1. Add `ChannelInput` to `src/protocol.rs`
2. Add `encode_multi_adaptive()` to `src/encoder.rs`
3. Update `decode_multi()` in `src/decoder.rs` to handle all encoding types
4. Update FFI: `alec-ffi/src/lib.rs` new signature
5. Update `alec-ffi/include/alec.h`
6. Version bumps in both Cargo.toml files + version string
7. Add `tests/multi_adaptive.rs`
8. Update existing FFI test `test_encode_multi` to use new signature
9. `CHANGELOG.md` — add `[1.3.0]` section
10. `cargo test` — all pass
11. Commit, push to `claude/encode-multi-adaptive-v1.3`

## Risks / Open Questions

- **Decoder source_id mapping**: In multi frames, each channel needs a source_id for delta/repeated decode. Using `name_id as u32` is simple but means the decoder's context must have been trained with the same mapping. This is fine because the context is always kept in sync.
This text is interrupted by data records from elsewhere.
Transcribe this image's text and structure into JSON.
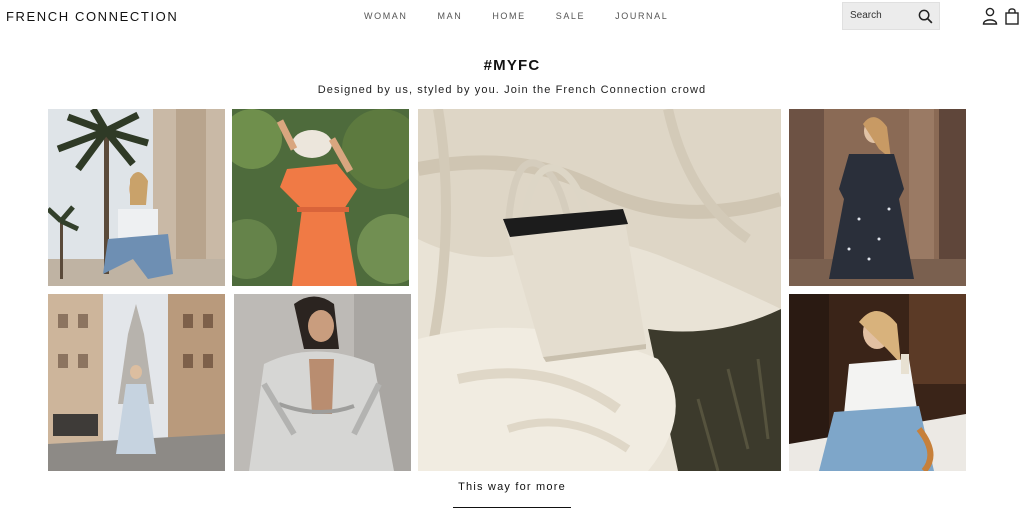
{
  "header": {
    "logo": "FRENCH CONNECTION",
    "nav": [
      "WOMAN",
      "MAN",
      "HOME",
      "SALE",
      "JOURNAL"
    ],
    "search_placeholder": "Search"
  },
  "hero": {
    "title": "#MYFC",
    "subtitle": "Designed by us, styled by you. Join the French Connection crowd"
  },
  "gallery": {
    "more_link": "This way for more"
  }
}
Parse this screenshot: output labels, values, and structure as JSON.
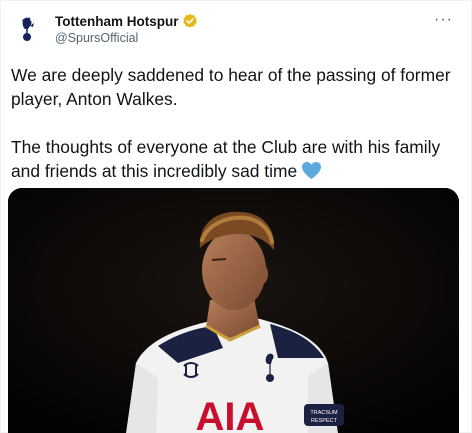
{
  "author": {
    "display_name": "Tottenham Hotspur",
    "handle": "@SpursOfficial",
    "verified_badge": "gold-verified-badge-icon",
    "avatar": "spurs-cockerel-crest-icon"
  },
  "menu_icon": "more-options-icon",
  "tweet": {
    "paragraph_1": "We are deeply saddened to hear of the passing of former player, Anton Walkes.",
    "paragraph_2": "The thoughts of everyone at the Club are with his family and friends at this incredibly sad time",
    "emoji": "blue-heart-emoji"
  },
  "media": {
    "kit_sponsor": "AIA",
    "armband_text": "TRACSUM RESPECT"
  },
  "colors": {
    "text": "#0f1419",
    "secondary": "#536471",
    "verified_gold": "#e2b719",
    "heart_blue": "#5da9dd"
  }
}
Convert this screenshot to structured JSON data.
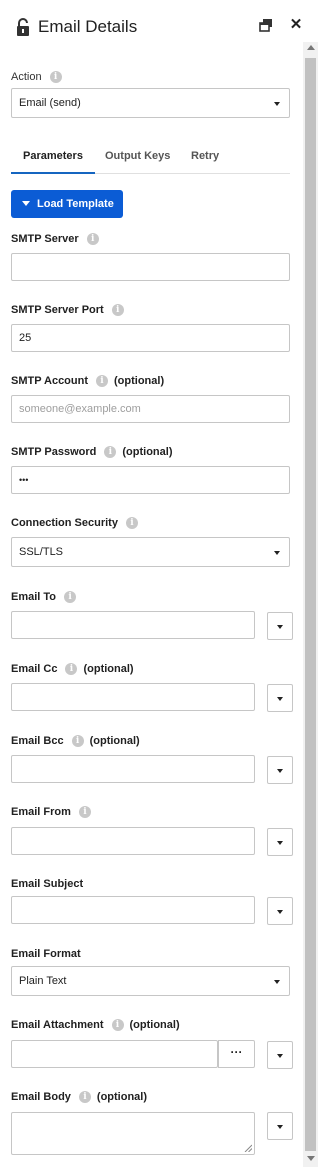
{
  "header": {
    "title": "Email Details"
  },
  "action": {
    "label": "Action",
    "value": "Email (send)"
  },
  "tabs": [
    {
      "label": "Parameters"
    },
    {
      "label": "Output Keys"
    },
    {
      "label": "Retry"
    }
  ],
  "load_template_label": "Load Template",
  "optional_text": "(optional)",
  "fields": {
    "smtp_server": {
      "label": "SMTP Server",
      "value": ""
    },
    "smtp_port": {
      "label": "SMTP Server Port",
      "value": "25"
    },
    "smtp_account": {
      "label": "SMTP Account",
      "placeholder": "someone@example.com"
    },
    "smtp_password": {
      "label": "SMTP Password",
      "value": "•••"
    },
    "connection_security": {
      "label": "Connection Security",
      "value": "SSL/TLS"
    },
    "email_to": {
      "label": "Email To",
      "value": ""
    },
    "email_cc": {
      "label": "Email Cc",
      "value": ""
    },
    "email_bcc": {
      "label": "Email Bcc",
      "value": ""
    },
    "email_from": {
      "label": "Email From",
      "value": ""
    },
    "email_subject": {
      "label": "Email Subject",
      "value": ""
    },
    "email_format": {
      "label": "Email Format",
      "value": "Plain Text"
    },
    "email_attachment": {
      "label": "Email Attachment",
      "value": "",
      "browse_label": "···"
    },
    "email_body": {
      "label": "Email Body",
      "value": ""
    }
  },
  "colors": {
    "accent": "#0b5cd5",
    "tab_underline": "#1565c0",
    "border": "#c6c6c6"
  }
}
- **Backward compatibility**: Old `encode_multi()` is kept as-is. New `encode_multi_adaptive()` produces frames with the same Multi tag (0x40) but per-channel encoding types differ. Old decoders that only handle Raw32 will fail on new frames — this is a **breaking wire format change** for multi, hence the minor version bump to 1.3.
- **P4 cap**: Default 127B matches BLE ATT_MTU. Could be configurable via a new `MultiConfig` struct, but YAGNI for now — hardcode the cap.